Looking forward for u reply
Thanks 😉
I feel happy reading this post. I need to consult with you about my problem related to scholarship application. I graduated from English Department – Gadjah Mada University and currently work as a librarian in Indonesian Institute of Sciences (civil servant). I once applied a scholarship (non-ADS) by taking Science Journalism as my major since I thought it was closely related to my educational background and my current job. However, my application failed because I have no experience at all in Journalism. So, any ideas about the major/ field of study I should take? Thanks in advance, dear Ida.
inspiratif sekali mba ceritanya. Bisa tuh di bikin novel kaya Ahmad fuadi hehe..
oh ya mba sy mau nanya, sy skrng baru aja kuliah di jurusan pend.bhs inggris. Niatnya nanti udh lulus s1 mau ngambil beasiswa s2 sastra inggris di inggris.
Kira-kira bisa gk ya mba kan s1 sy bukan sastra ? rada susah gk sih mba mendptkn beasiswa sastra apalagi di inggris ?
terima kasih mba mohon sarannya 🙂
soalnya sy terobsesi banget kuliah di inggris dn umur sy baru 18 taun hehe..
Hey.. kontekan yahh..
087773604720. Pengen tanya-tanya tentang sastra inggris, yaaa.. Please
email : hardikaharudinali04@gmail.com
Saya pengen banget dan terobsesi bisa masuk sastra inggis..
mohon komunikasinya ya
hardikaharudinali04@gmail.com
087773604720
Reblogged this on rudisuhe and commented:
SEbagai penyemangat untuk perjuangan menuju beasiswa yg di inginkan,in sya alloh
Dear Mbak Ida
Makasi artikelnya. Saya kurang lebih memikirkan persoalan yang sama bahwa lapanga kerja dan kesempatan beasiswa untuk sastra inggris selalu sulit. Tapi tahun ini saya tetap akan mencoba mencari beasiswa. Ohya mbak, riset mbak ida ttg penerjemahan karya sastra ya? Bukannya itu domain lingusitic? Setau saya riset sastra selalu berhubungan dg kritik sastra. Membongkar maknanya dg metode yg ada. Membaca penjelasan mbak ida saya jd bertanyatanya metodologi apa yg dipakai, dan research questionnya seperti apa. Mohon dibantu mbak. Makasih
Dear mbak ida… perjuangannya Inspiratif sekali ya mbak… tadinya aku cukup frustasi dan pengen menyerah dan ambil S2 di dalam negeri saja… tapi setelah baca postingan mbak, aku jadi semangat lagi untuk berburu beasiswa…
Aku ambil S1 FKIP bahasa inggris dan sekarang udah 3 tahun bekerja sebagai customer service di perusahaan perbankan…
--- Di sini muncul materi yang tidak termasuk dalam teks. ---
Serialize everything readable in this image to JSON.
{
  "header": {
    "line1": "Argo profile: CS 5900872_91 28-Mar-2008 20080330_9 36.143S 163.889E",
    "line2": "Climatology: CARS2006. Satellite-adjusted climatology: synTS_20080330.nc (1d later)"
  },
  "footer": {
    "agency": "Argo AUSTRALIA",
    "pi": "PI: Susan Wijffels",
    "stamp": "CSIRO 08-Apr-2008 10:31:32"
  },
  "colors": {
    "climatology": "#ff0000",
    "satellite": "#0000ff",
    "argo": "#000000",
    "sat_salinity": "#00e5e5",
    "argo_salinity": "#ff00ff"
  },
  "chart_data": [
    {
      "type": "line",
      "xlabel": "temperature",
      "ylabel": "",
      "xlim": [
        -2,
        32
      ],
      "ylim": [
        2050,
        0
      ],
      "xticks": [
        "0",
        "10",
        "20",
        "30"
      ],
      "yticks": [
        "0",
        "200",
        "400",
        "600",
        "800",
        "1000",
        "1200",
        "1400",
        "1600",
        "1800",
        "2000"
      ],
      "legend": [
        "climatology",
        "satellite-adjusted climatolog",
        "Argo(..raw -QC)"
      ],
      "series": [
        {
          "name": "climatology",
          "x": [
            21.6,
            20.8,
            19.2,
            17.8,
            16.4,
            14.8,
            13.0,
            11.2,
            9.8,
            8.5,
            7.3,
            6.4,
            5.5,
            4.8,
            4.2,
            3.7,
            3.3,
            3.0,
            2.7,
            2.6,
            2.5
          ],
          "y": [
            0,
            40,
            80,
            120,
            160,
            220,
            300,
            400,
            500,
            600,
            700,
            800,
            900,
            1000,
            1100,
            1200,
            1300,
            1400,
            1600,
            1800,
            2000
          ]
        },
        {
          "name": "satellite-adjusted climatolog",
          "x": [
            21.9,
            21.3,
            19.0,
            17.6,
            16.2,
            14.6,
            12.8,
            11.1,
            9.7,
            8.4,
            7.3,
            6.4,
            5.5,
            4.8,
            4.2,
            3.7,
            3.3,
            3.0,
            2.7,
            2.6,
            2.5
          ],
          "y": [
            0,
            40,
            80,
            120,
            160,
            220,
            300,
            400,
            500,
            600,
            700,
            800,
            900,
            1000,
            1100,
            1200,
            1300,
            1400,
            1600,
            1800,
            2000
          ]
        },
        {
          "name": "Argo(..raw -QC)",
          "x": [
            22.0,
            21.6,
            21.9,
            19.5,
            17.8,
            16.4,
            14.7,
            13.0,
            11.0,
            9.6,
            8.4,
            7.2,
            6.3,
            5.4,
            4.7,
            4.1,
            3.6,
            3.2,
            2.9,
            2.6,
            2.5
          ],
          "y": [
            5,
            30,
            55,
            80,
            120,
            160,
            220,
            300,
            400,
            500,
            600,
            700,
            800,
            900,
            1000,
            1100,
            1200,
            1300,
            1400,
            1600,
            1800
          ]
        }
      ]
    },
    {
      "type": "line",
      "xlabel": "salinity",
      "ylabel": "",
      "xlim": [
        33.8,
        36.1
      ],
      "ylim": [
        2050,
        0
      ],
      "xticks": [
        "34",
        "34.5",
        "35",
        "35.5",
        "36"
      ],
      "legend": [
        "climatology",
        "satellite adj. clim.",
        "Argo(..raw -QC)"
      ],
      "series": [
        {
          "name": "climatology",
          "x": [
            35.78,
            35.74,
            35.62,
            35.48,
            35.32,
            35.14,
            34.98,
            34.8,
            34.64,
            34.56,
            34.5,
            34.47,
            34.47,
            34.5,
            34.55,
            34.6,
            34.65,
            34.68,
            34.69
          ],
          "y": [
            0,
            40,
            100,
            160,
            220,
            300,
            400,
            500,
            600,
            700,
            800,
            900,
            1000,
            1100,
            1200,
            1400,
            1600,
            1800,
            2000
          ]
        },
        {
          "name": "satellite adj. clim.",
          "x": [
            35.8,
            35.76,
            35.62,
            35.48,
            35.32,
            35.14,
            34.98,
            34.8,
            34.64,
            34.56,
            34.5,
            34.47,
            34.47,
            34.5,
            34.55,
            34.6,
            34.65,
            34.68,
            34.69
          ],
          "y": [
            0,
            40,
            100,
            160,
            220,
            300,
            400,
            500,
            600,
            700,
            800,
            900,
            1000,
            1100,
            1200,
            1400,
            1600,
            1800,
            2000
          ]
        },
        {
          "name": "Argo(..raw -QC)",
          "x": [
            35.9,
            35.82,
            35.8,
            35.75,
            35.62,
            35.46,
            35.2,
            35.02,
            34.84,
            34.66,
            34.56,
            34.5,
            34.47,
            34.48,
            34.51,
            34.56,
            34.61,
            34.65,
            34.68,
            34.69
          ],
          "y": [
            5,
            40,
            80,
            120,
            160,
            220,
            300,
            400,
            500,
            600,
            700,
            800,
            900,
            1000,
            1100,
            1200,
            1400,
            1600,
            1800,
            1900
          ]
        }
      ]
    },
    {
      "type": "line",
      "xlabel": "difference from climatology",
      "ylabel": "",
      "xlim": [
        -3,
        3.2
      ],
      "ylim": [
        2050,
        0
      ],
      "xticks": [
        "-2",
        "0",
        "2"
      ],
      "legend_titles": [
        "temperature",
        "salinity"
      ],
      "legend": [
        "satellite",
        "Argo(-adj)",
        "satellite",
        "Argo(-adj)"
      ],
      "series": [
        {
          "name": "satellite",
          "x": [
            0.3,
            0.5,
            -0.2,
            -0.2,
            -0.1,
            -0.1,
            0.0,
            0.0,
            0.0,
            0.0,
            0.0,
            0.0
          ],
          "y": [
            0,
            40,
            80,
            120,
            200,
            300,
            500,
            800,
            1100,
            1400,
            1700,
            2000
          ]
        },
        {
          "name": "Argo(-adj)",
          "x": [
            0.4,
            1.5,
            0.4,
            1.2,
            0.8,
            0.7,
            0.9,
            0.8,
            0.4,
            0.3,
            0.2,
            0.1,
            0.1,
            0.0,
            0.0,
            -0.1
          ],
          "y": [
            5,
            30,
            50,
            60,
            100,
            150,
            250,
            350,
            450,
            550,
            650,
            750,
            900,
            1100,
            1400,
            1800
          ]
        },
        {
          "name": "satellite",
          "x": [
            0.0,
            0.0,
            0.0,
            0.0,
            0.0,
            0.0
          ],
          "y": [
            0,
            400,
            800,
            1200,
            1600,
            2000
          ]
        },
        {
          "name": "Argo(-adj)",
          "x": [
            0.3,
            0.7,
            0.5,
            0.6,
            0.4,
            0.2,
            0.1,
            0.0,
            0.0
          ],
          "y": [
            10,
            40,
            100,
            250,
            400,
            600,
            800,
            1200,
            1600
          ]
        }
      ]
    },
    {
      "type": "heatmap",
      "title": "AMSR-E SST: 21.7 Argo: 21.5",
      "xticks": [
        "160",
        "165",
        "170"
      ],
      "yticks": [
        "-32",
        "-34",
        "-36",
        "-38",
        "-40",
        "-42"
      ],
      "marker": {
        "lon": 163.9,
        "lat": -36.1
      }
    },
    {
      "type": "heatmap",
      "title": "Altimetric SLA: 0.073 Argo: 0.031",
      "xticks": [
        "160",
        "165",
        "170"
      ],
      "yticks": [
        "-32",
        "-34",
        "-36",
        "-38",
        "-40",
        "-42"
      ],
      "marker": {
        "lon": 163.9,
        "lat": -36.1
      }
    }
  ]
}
Aku pengen bgt kuliah S2 di luar negeri, dan setelah itu bekerja sebagai Dosen…
Masalahnya ada di pengalaman kerjaku yang sedikit tidak sinkron dgn jurusan saya sehingga ini cukup memberatkan saya dalam mendapatkan beasiswa…
Ada solusi ngga mbak ya gimana caranya untuk meyakinkan interviewer?